250 Menschen wohnen zur Zeit in etwa in Prädikow, es gibt eine kleine Dorfkirche und eben jenen Gutshof, einen der größten Vierseitenhöfe Brandenburgs, der mit seinem markanten Schornstein die Optik des Dorfes prägt. Bis zur Wende war er das Zentrum des Dorfes in der Märkischen Schweiz, es gab eine Bäckerei, eine Brennerei, eine Schmiede, Ställe und Wohnungen. Doch dann kam die Treuhand, das Gut verfiel. Bis Philipp Hentschel und seine Mitstreiter es mithilfe einer Stiftung erwarben.

Ihr Projekt ist eine Lebensaufgabe, seit 2016 basteln Hentschel und einige Dutzend Mitstreiter an dem Konzept für den alten Hof in Prädikow, der zuvor über Jahre zerfallen war. Es soll dort einen Coworking Space geben, eine Tischlerei und eine Goldschmiede, dazu Platz für Veranstaltungen. Hentschel erzählt davon in seiner alten Heimat, Berlin-Friedrichshain, an einem der letzten warmen Tage des Jahres in einem Café direkt an der Spree, unweit der Oberbaumbrücke, der Blick fällt auf den gegenüberliegenden Club Watergate. So urban wie das Umfeld ist eigentlich auch Philipp Hentschel: 36 Jahre alt, selbstständiger Projektmanager, einer, den man in Coworking Spaces findet.

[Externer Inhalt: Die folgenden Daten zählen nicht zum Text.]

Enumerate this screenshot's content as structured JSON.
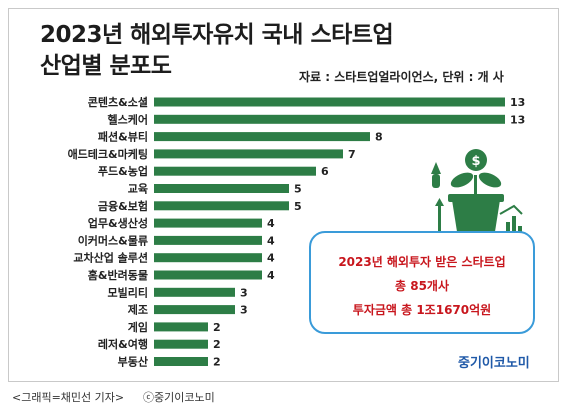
{
  "title_line1": "2023년 해외투자유치 국내 스타트업",
  "title_line2": "산업별 분포도",
  "source": "자료 : 스타트업얼라이언스, 단위 : 개 사",
  "callout": {
    "line1": "2023년 해외투자 받은 스타트업",
    "line2": "총 85개사",
    "line3": "투자금액 총 1조1670억원"
  },
  "logo": "중기이코노미",
  "credit_left": "<그래픽=채민선 기자>",
  "credit_right": "ⓒ중기이코노미",
  "colors": {
    "bar": "#2d7d46",
    "callout_border": "#3a9bd9",
    "callout_text": "#c8161d",
    "logo": "#1f59a8"
  },
  "icon": "plant-money-growth-icon",
  "chart_data": {
    "type": "bar",
    "orientation": "horizontal",
    "categories": [
      "콘텐츠&소셜",
      "헬스케어",
      "패션&뷰티",
      "애드테크&마케팅",
      "푸드&농업",
      "교육",
      "금융&보험",
      "업무&생산성",
      "이커머스&물류",
      "교차산업 솔루션",
      "홈&반려동물",
      "모빌리티",
      "제조",
      "게임",
      "레저&여행",
      "부동산"
    ],
    "values": [
      13,
      13,
      8,
      7,
      6,
      5,
      5,
      4,
      4,
      4,
      4,
      3,
      3,
      2,
      2,
      2
    ],
    "title": "2023년 해외투자유치 국내 스타트업 산업별 분포도",
    "xlim": [
      0,
      13
    ],
    "grid": false,
    "legend": "none"
  }
}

Wie so viele derjenigen, die heute als typisch urban gelten, ist er aber eigentlich kein Berliner. Er kommt ganz aus der Nähe von Prädikow, östlich von Berlin, wo die S-Bahn-Linie mit der Nummer fünf in Strausberg endet. Und dahin wollte er irgendwann wieder zurück. Da er digital und zudem auch noch freiberuflich arbeitet, ist ein Umzug für ihn kein Problem. Gleichzeitig will er bestimmte Dinge aus der Stadt nicht missen. „Zum Beispiel ein Arbeitsumfeld, das mich inspiriert“, sagt Hentschel. Da liegt es nahe, den Schritt gemeinsam mit anderen zu wagen. „Der Hof in Prädikow hat uns dann quasi gefunden“, sagt er.

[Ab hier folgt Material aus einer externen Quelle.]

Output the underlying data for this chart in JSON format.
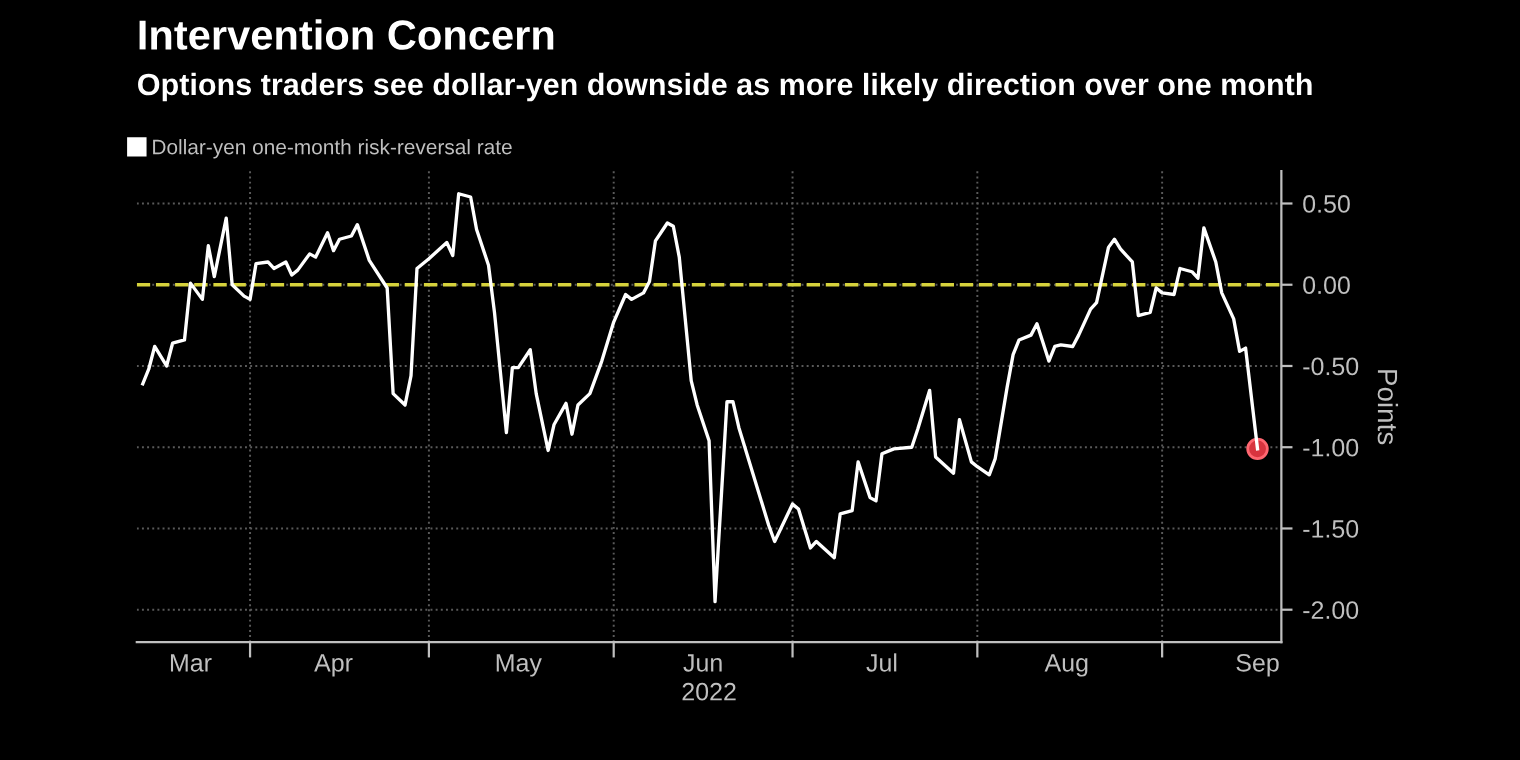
{
  "chart_data": {
    "type": "line",
    "title": "Intervention Concern",
    "subtitle": "Options traders see dollar-yen downside as more likely direction over one month",
    "xlabel": "2022",
    "ylabel": "Points",
    "x": [
      "2022-03-14",
      "2022-03-15",
      "2022-03-16",
      "2022-03-18",
      "2022-03-19",
      "2022-03-21",
      "2022-03-22",
      "2022-03-24",
      "2022-03-25",
      "2022-03-26",
      "2022-03-28",
      "2022-03-29",
      "2022-03-31",
      "2022-04-01",
      "2022-04-02",
      "2022-04-04",
      "2022-04-05",
      "2022-04-07",
      "2022-04-08",
      "2022-04-09",
      "2022-04-11",
      "2022-04-12",
      "2022-04-14",
      "2022-04-15",
      "2022-04-16",
      "2022-04-18",
      "2022-04-19",
      "2022-04-21",
      "2022-04-24",
      "2022-04-25",
      "2022-04-27",
      "2022-04-28",
      "2022-04-29",
      "2022-05-01",
      "2022-05-04",
      "2022-05-05",
      "2022-05-06",
      "2022-05-08",
      "2022-05-09",
      "2022-05-11",
      "2022-05-12",
      "2022-05-14",
      "2022-05-15",
      "2022-05-16",
      "2022-05-18",
      "2022-05-19",
      "2022-05-21",
      "2022-05-22",
      "2022-05-24",
      "2022-05-25",
      "2022-05-26",
      "2022-05-28",
      "2022-05-30",
      "2022-06-01",
      "2022-06-03",
      "2022-06-04",
      "2022-06-06",
      "2022-06-07",
      "2022-06-08",
      "2022-06-10",
      "2022-06-11",
      "2022-06-12",
      "2022-06-14",
      "2022-06-15",
      "2022-06-17",
      "2022-06-18",
      "2022-06-20",
      "2022-06-21",
      "2022-06-22",
      "2022-06-27",
      "2022-06-28",
      "2022-07-01",
      "2022-07-02",
      "2022-07-04",
      "2022-07-05",
      "2022-07-08",
      "2022-07-09",
      "2022-07-11",
      "2022-07-12",
      "2022-07-14",
      "2022-07-15",
      "2022-07-16",
      "2022-07-18",
      "2022-07-21",
      "2022-07-22",
      "2022-07-24",
      "2022-07-25",
      "2022-07-28",
      "2022-07-29",
      "2022-07-31",
      "2022-08-01",
      "2022-08-03",
      "2022-08-04",
      "2022-08-06",
      "2022-08-07",
      "2022-08-08",
      "2022-08-10",
      "2022-08-11",
      "2022-08-13",
      "2022-08-14",
      "2022-08-15",
      "2022-08-17",
      "2022-08-18",
      "2022-08-20",
      "2022-08-21",
      "2022-08-23",
      "2022-08-24",
      "2022-08-25",
      "2022-08-27",
      "2022-08-28",
      "2022-08-30",
      "2022-08-31",
      "2022-09-01",
      "2022-09-03",
      "2022-09-04",
      "2022-09-06",
      "2022-09-07",
      "2022-09-08",
      "2022-09-10",
      "2022-09-11",
      "2022-09-13",
      "2022-09-14",
      "2022-09-15",
      "2022-09-17"
    ],
    "series": [
      {
        "name": "Dollar-yen one-month risk-reversal rate",
        "color": "#ffffff",
        "values": [
          -0.61,
          -0.52,
          -0.38,
          -0.5,
          -0.36,
          -0.34,
          0.01,
          -0.09,
          0.24,
          0.05,
          0.41,
          0.0,
          -0.07,
          -0.09,
          0.13,
          0.14,
          0.1,
          0.14,
          0.06,
          0.09,
          0.19,
          0.17,
          0.32,
          0.21,
          0.28,
          0.3,
          0.37,
          0.15,
          -0.02,
          -0.67,
          -0.74,
          -0.56,
          0.1,
          0.16,
          0.26,
          0.18,
          0.56,
          0.54,
          0.34,
          0.12,
          -0.17,
          -0.91,
          -0.51,
          -0.51,
          -0.4,
          -0.67,
          -1.02,
          -0.86,
          -0.73,
          -0.92,
          -0.74,
          -0.67,
          -0.47,
          -0.23,
          -0.06,
          -0.09,
          -0.05,
          0.02,
          0.27,
          0.38,
          0.36,
          0.17,
          -0.59,
          -0.74,
          -0.96,
          -1.95,
          -0.72,
          -0.72,
          -0.88,
          -1.48,
          -1.58,
          -1.35,
          -1.38,
          -1.62,
          -1.58,
          -1.68,
          -1.41,
          -1.39,
          -1.09,
          -1.31,
          -1.33,
          -1.04,
          -1.01,
          -1.0,
          -0.89,
          -0.65,
          -1.06,
          -1.16,
          -0.83,
          -1.09,
          -1.12,
          -1.17,
          -1.07,
          -0.63,
          -0.43,
          -0.34,
          -0.31,
          -0.24,
          -0.47,
          -0.38,
          -0.37,
          -0.38,
          -0.31,
          -0.15,
          -0.11,
          0.23,
          0.28,
          0.22,
          0.14,
          -0.19,
          -0.17,
          -0.02,
          -0.05,
          -0.06,
          0.1,
          0.08,
          0.04,
          0.35,
          0.14,
          -0.05,
          -0.21,
          -0.41,
          -0.39,
          -1.01
        ]
      },
      {
        "type": "scatter",
        "marker": "circle",
        "color": "#d8343f",
        "x": [
          "2022-09-17"
        ],
        "values": [
          -1.01
        ]
      }
    ],
    "xlim": [
      "2022-03-13",
      "2022-09-21"
    ],
    "xticks": [
      {
        "value": "2022-04-01",
        "label": null
      },
      {
        "value": "2022-05-01",
        "label": null
      },
      {
        "value": "2022-06-01",
        "label": null
      },
      {
        "value": "2022-07-01",
        "label": null
      },
      {
        "value": "2022-08-01",
        "label": null
      },
      {
        "value": "2022-09-01",
        "label": null
      },
      {
        "value": "2022-03-22",
        "label": "Mar"
      },
      {
        "value": "2022-04-15",
        "label": "Apr"
      },
      {
        "value": "2022-05-16",
        "label": "May"
      },
      {
        "value": "2022-06-16",
        "label": "Jun"
      },
      {
        "value": "2022-07-16",
        "label": "Jul"
      },
      {
        "value": "2022-08-16",
        "label": "Aug"
      },
      {
        "value": "2022-09-17",
        "label": "Sep"
      }
    ],
    "ylim": [
      -2.2,
      0.7
    ],
    "yticks": [
      {
        "value": 0.5,
        "label": "0.50"
      },
      {
        "value": 0,
        "label": "0.00"
      },
      {
        "value": -0.5,
        "label": "-0.50"
      },
      {
        "value": -1,
        "label": "-1.00"
      },
      {
        "value": -1.5,
        "label": "-1.50"
      },
      {
        "value": -2,
        "label": "-2.00"
      }
    ],
    "ref_lines": [
      {
        "axis": "y",
        "value": 0,
        "color": "#d6d23c",
        "line_style": "dashed"
      }
    ],
    "grid": true,
    "legend": "top left"
  }
}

Er ist Teil einer aufkeimenden Bewegung, die gerade viel Aufmerksamkeit auf sich zieht. Kürzlich untersuchte die Studie „Urbane Dörfer“ des Berlin-Instituts für Bevölkerung und Entwicklung gemeinsam mit dem Thinktank „Neuland 21“ mehrere Gemeinschaftsprojekte landwärts ziehender Städter in Brandenburg und Sachsen. Das Ergebnis: Digitale Arbeit ermöglicht ganz neue Möglichkeiten für den ländlichen Raum, sofern es schnelles Internet und eine gute Verkehrsanbindung an die nächstgrößere Stadt gibt. Vor allem Freiberufler und Kreative wagten derzeit den Sprung nach draußen, gründeten dort Coworking Spaces, aber auch Cafés, Werkstätten und Veranstaltungsräume.

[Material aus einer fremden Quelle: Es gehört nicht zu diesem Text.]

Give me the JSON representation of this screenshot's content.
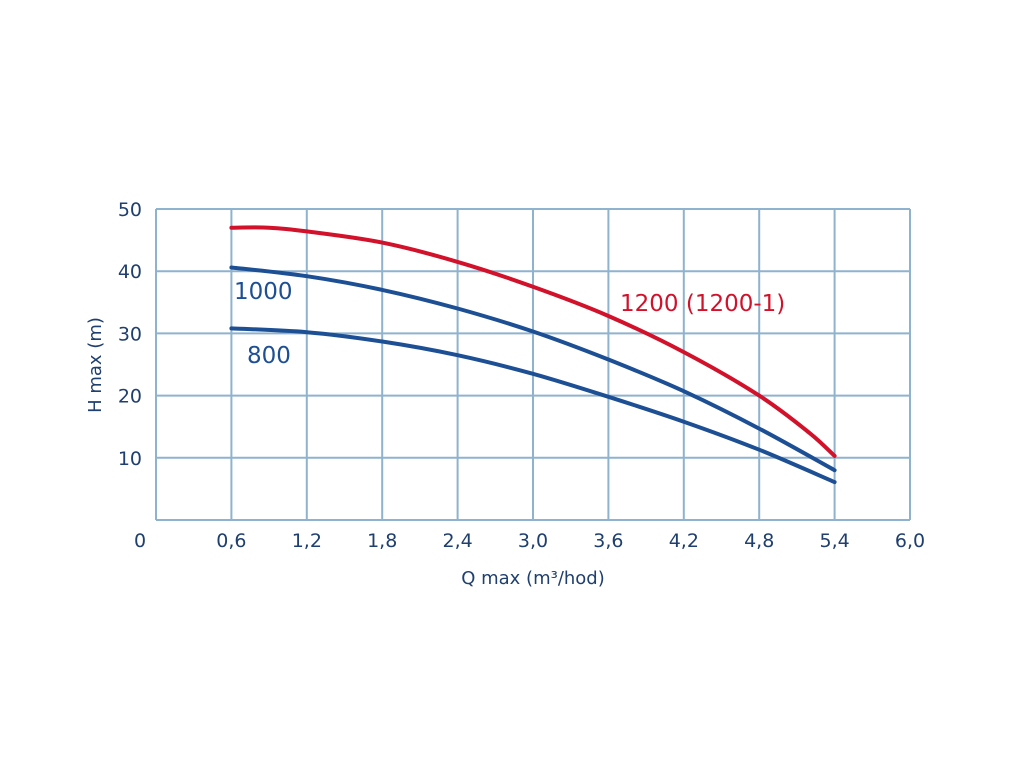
{
  "chart_data": {
    "type": "line",
    "xlabel": "Q max (m³/hod)",
    "ylabel": "H max (m)",
    "xlim": [
      0,
      6.0
    ],
    "ylim": [
      0,
      50
    ],
    "x_ticks": [
      "0",
      "0,6",
      "1,2",
      "1,8",
      "2,4",
      "3,0",
      "3,6",
      "4,2",
      "4,8",
      "5,4",
      "6,0"
    ],
    "y_ticks": [
      "10",
      "20",
      "30",
      "40",
      "50"
    ],
    "grid": true,
    "colors": {
      "grid": "#8fb3cf",
      "blue": "#1d4f94",
      "red": "#d2112a",
      "text": "#1f3f6e"
    },
    "series": [
      {
        "name": "1200 (1200-1)",
        "color": "#d2112a",
        "x": [
          0.6,
          0.9,
          1.2,
          1.8,
          2.4,
          3.0,
          3.6,
          4.2,
          4.8,
          5.2,
          5.4
        ],
        "y": [
          47.0,
          47.0,
          46.4,
          44.6,
          41.5,
          37.5,
          32.8,
          27.0,
          20.0,
          14.0,
          10.3
        ]
      },
      {
        "name": "1000",
        "color": "#1d4f94",
        "x": [
          0.6,
          1.2,
          1.8,
          2.4,
          3.0,
          3.6,
          4.2,
          4.8,
          5.4
        ],
        "y": [
          40.6,
          39.2,
          37.0,
          34.0,
          30.3,
          25.8,
          20.7,
          14.7,
          8.0
        ]
      },
      {
        "name": "800",
        "color": "#1d4f94",
        "x": [
          0.6,
          1.2,
          1.8,
          2.4,
          3.0,
          3.6,
          4.2,
          4.8,
          5.4
        ],
        "y": [
          30.8,
          30.2,
          28.7,
          26.5,
          23.5,
          19.8,
          15.8,
          11.3,
          6.1
        ]
      }
    ]
  }
}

Die Studie hält das Potenzial für enorm. In Brandenburg zum Beispiel profitiert der Speckgürtel um Berlin schon seit mehreren Jahren von der wachsenden Stadt, so dass auch dort langsam die Wohnungspreise steigen, der Platz knapp wird. Regionen, die weiter weg von Berlin liegen, verlieren hingegen Einwohner. Dazu gehören Städte wie Cottbus, aber auch der Landkreis Uckermark, den viele Berliner bisher allenfalls als Ort für Wochenendausflüge nutzen. Das könnte sich den Autoren der Studie zufolge ändern, wenn auch Unternehmen von der strengen deutschen Präsenzkultur abrücken, die im digitalen Zeitalter ja eigentlich nicht mehr nötig ist.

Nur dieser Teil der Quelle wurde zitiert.